Deputi Bidang Kedaulatan Maritim dan Energi Kementerian Koordinator Bidang Kemaritiman dan Investasi Jodi Mahardi menuturkan, di tengah pertumbuhan ekonomi ASEAN, yang perlu difokuskan lebih dulu ialah dibentuknya standar mengenai perlogistikan di kawasan. Begitu juga dengan kebijakan-kebijakan yang hendak ditetapkan. Dengan itu, diharapkan pengembangan energi hijau bisa mulus.
”Sementara di Indonesia, infrastruktur telah dibangun masif seperti pelabuhan dan bandara. Namun, bagaimanapun masih ada tantangan mengingat banyak pulau kecil di Indonesia. Dibutuhkan strategi dalam menghubungkan semua itu,” ujar Jodi.
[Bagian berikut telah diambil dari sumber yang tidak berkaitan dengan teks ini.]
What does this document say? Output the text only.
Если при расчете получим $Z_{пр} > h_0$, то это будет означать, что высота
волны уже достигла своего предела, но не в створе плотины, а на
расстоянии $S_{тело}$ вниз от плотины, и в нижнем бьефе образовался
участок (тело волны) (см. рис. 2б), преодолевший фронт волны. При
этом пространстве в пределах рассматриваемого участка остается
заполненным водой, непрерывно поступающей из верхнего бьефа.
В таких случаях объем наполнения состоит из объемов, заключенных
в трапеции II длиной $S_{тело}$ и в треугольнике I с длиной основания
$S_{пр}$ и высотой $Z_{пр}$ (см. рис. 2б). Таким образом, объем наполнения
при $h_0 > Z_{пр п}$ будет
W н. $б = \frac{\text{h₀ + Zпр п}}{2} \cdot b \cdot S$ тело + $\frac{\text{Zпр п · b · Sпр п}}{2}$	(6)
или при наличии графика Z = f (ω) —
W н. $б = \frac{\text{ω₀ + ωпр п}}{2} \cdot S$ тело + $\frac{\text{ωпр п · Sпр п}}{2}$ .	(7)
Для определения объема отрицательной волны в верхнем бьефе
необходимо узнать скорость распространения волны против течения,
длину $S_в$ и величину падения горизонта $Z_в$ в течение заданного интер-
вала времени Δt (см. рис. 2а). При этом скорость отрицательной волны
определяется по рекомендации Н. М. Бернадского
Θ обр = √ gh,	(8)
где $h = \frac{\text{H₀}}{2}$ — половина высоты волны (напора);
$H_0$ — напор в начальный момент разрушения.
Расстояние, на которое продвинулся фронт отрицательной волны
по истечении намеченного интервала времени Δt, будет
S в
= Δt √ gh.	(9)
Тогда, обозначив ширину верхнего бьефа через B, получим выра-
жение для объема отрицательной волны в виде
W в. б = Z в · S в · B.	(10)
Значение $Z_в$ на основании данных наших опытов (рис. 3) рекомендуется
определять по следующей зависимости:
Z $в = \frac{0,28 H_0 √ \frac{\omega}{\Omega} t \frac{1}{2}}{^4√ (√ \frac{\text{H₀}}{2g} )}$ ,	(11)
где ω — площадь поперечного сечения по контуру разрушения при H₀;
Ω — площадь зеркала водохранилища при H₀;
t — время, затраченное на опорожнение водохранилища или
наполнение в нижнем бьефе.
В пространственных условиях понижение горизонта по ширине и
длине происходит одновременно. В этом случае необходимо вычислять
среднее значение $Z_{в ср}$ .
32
Senior Partner and Managing Partner of McKinsey & Company Indonesia Khoon Tee Tan mengemukakan, ASEAN terus tumbuh dalam sepuluh tahun terakhir terkait dengan pengembangan logistik kawasan. Namun, tetap masih ada ruang untuk meningkatkan konsolidasi. Begitu juga digitalisasi yang bisa terus dipacu guna mendukung produktivitas.
”Dalam sepuluh tahun ke depan, kami melihat ASEAN akan semakin baik. Juga lebih green (hijau) serta penggunaan teknologi yang lebih maju. Investasi-investasi di negara-negara ASEAN ke depan akan membuat perlogistikan menjadi lebih inklusif,” kata Khoon Tee Tan.